Late Congenital Syphilis

Late congenital syphilis

Symptoms and signs of late congenital syphilis become evident after age 5 years. The average age at first diagnosis is 30 years. It may be difficult to distinguish from acquired syphilis.

The child may appear to recover from the early lesions, but during second dentition or puberty the disease reappears. Development is arrested or retarded, and the child takes on a shriveled or withered appearance, and presents a stunted growth. Brain development is retarded. The testicles are atrophied or infantile. The most important signs are (bony prominences of the forehead) (frontal bossae) (87%), saddle nose (74%), short poorly developed maxilla (83%) and high arched palate (76%). Mulberry molars have more than four small cusps on a narrow first lower molar of the second dentition. Pegged shaped, lateral incisors and notched central incisors along the cutting edge give the permanent incisors a screwdriver like shape. This is called Hutchinson's sign. Hutchinson's teeth appear after age 6 years. Higoumenakis sign is unilateral enlargement of the sternoclavicular portion of the clavicle as an end result of periostitis (39%). Rhagades are linear scars radiating from the angle of the eyes, nose, mouth, and anus (8%). Keratitis develops first in one eye, then in the other. This begins as a hazy condition, and may result in permanent impaired vision, or, after a long period, may gradually clear up, with a complete restoration of sight. Iritis also frequently occurs.
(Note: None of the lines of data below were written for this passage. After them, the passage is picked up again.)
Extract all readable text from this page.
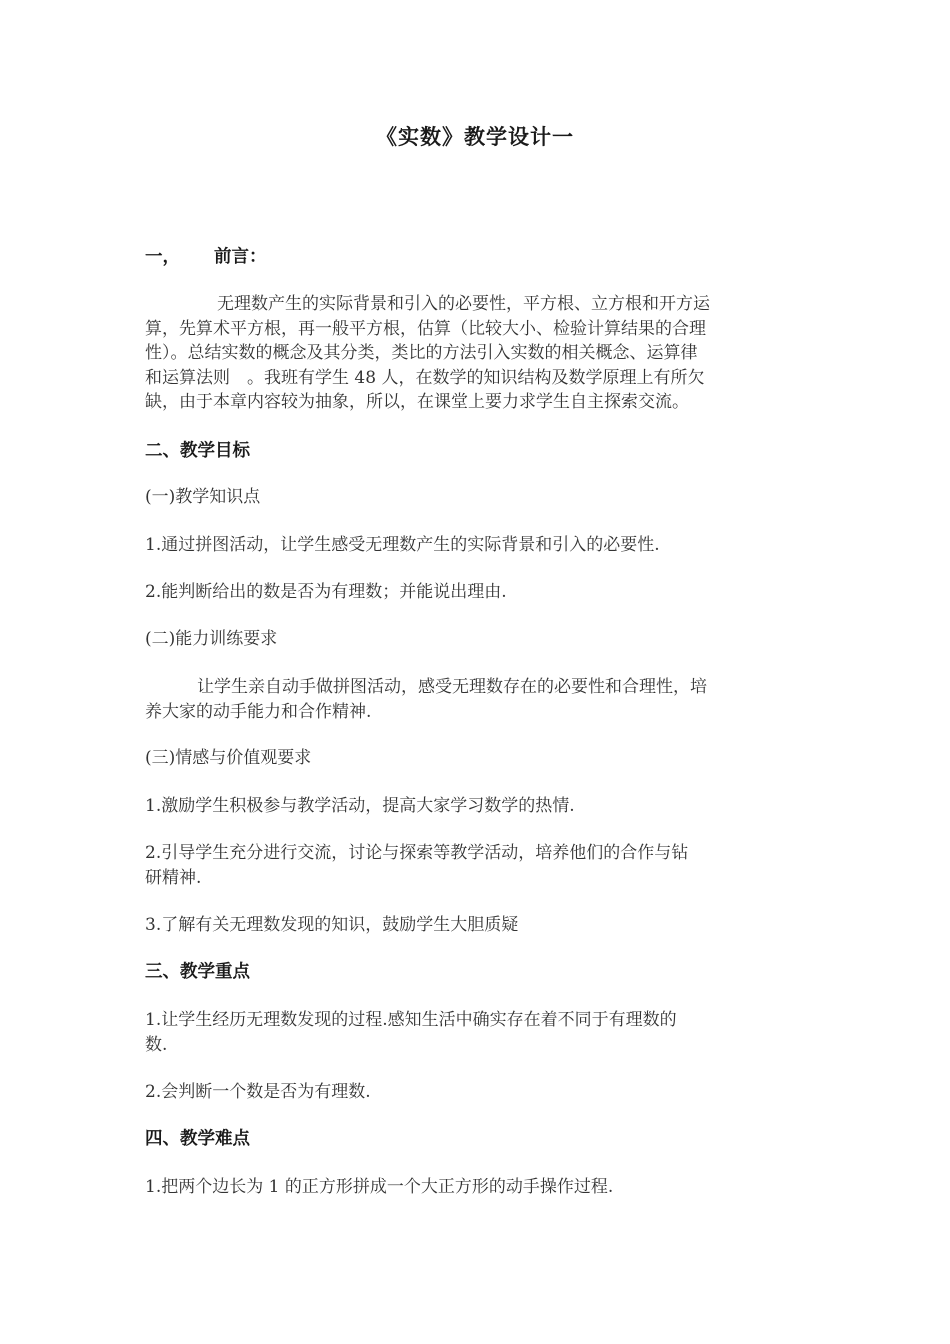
《实数》教学设计一
一， 前言：
无理数产生的实际背景和引入的必要性，平方根、立方根和开方运
算，先算术平方根，再一般平方根，估算（比较大小、检验计算结果的合理
性）。总结实数的概念及其分类，类比的方法引入实数的相关概念、运算律
和运算法则　。我班有学生 48 人，在数学的知识结构及数学原理上有所欠
缺，由于本章内容较为抽象，所以，在课堂上要力求学生自主探索交流。
二、教学目标
(一)教学知识点
1.通过拼图活动，让学生感受无理数产生的实际背景和引入的必要性.
2.能判断给出的数是否为有理数；并能说出理由.
(二)能力训练要求
让学生亲自动手做拼图活动，感受无理数存在的必要性和合理性，培
养大家的动手能力和合作精神.
(三)情感与价值观要求
1.激励学生积极参与教学活动，提高大家学习数学的热情.
2.引导学生充分进行交流，讨论与探索等教学活动，培养他们的合作与钻
研精神.
3.了解有关无理数发现的知识，鼓励学生大胆质疑
三、教学重点
1.让学生经历无理数发现的过程.感知生活中确实存在着不同于有理数的
数.
2.会判断一个数是否为有理数.
四、教学难点
1.把两个边长为 1 的正方形拼成一个大正方形的动手操作过程.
Hutchinson's triad is Hutchinson's teeth, interstitial keratitis, and VIIIth nerve deafness and is considered pathognomonic of late congenital syphilis.

Other late characteristic stigmata include recurrent arthropathy and bilateral knee effusions (Cluttons joints).

Because at least one third of the mothers who give birth to syphilitic children have had prenatal care and about half have had a nonreactive serologic test during the first trimester of pregnancy, serologic testing is always warranted at the time of delivery, especially in high-risk patients. All neonates born to syphilitic mothers should be treated, regardless of whether the mother was treated during her pregnancy.